I began to feel that deep inside of my pale, skinny, uncoordinated frame was a large, athletic Black man just waiting to get out. I had finally decided to get my transrace surgery. Sure, a few friends wondered about my mental health, but they were just close-minded racists who refused to experience the real me. Who needs them? I want to be authentic.

It wasn’t easy. I suffered panic attacks for days after undergoing the 12-hour facial-racialization surgery. Daily discrimination and violence are still the norm for thousands of transrace Americans - especially white-to-Black. The rate of violence against transrace women, especially transrace women of color, is alarming.

According to the National Organization for Trans-Racial Integrity and General Health Treatment (NOT-RIGHT) an organization working to reduce violence against trans people, 66 percent of victims of racial homicide were transrace women, and 89 percent of victims were people of color. According to the same report, transrace people were also more likely to experience violence at the hands of law enforcement. Trans people experience higher suicide rates than the general population. They also face more discrimination and harassment when seeking health care.

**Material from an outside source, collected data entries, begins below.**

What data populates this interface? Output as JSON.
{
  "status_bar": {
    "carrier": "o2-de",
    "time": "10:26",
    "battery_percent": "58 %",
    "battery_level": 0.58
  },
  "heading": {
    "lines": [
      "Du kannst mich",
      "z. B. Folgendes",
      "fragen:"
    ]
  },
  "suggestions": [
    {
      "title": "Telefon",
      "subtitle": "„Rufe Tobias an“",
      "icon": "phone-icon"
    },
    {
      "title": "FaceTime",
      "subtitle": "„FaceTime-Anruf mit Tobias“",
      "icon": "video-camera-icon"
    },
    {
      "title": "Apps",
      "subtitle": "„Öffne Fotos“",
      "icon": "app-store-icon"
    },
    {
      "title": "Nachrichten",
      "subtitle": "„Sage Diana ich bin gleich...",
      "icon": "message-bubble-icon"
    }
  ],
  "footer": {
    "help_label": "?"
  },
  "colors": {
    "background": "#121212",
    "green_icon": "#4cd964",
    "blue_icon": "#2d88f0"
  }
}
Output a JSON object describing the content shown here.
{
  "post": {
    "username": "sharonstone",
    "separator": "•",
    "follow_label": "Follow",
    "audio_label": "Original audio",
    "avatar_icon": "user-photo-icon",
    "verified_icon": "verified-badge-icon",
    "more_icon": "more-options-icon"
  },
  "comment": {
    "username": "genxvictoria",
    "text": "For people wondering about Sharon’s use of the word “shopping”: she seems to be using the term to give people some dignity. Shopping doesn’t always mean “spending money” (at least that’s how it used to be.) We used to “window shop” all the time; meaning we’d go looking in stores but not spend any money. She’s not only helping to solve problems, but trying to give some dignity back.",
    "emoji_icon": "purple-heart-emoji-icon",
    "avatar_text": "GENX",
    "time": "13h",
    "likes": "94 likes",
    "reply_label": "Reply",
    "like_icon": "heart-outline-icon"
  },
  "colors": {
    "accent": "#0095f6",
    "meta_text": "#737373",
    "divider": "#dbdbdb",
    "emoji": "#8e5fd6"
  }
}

One-fifth of people who identify as a race other than the one they were born as have reported being homeless at some point in their lives. It’s not surprising there are so many health and safety issues in the transrace community - in many places, particularly in the South (and we all know how stupid those inbred rednecks are), there aren’t laws to protect them from housing or workplace discrimination. Hate crime legislation is nonexistent or doesn’t include transrace people as a protected group.

People continue to act as if there is something wrong with transracials - as if it wasn’t normal. Well, it is! And there is historical precedence for us, too. The noble native Americans recognized “transients” among their tribes, and even protected them as magical beings.

Studies have shown that racial fluidity is a biologically based fact.

Call me Leroy. If you don’t, I will organize a boycott of your business and shut you down. Call me Leroy. If you don’t, I will tweet your phone number and home address and you’ll endure harassment by the transracial community until you do. Call me Leroy.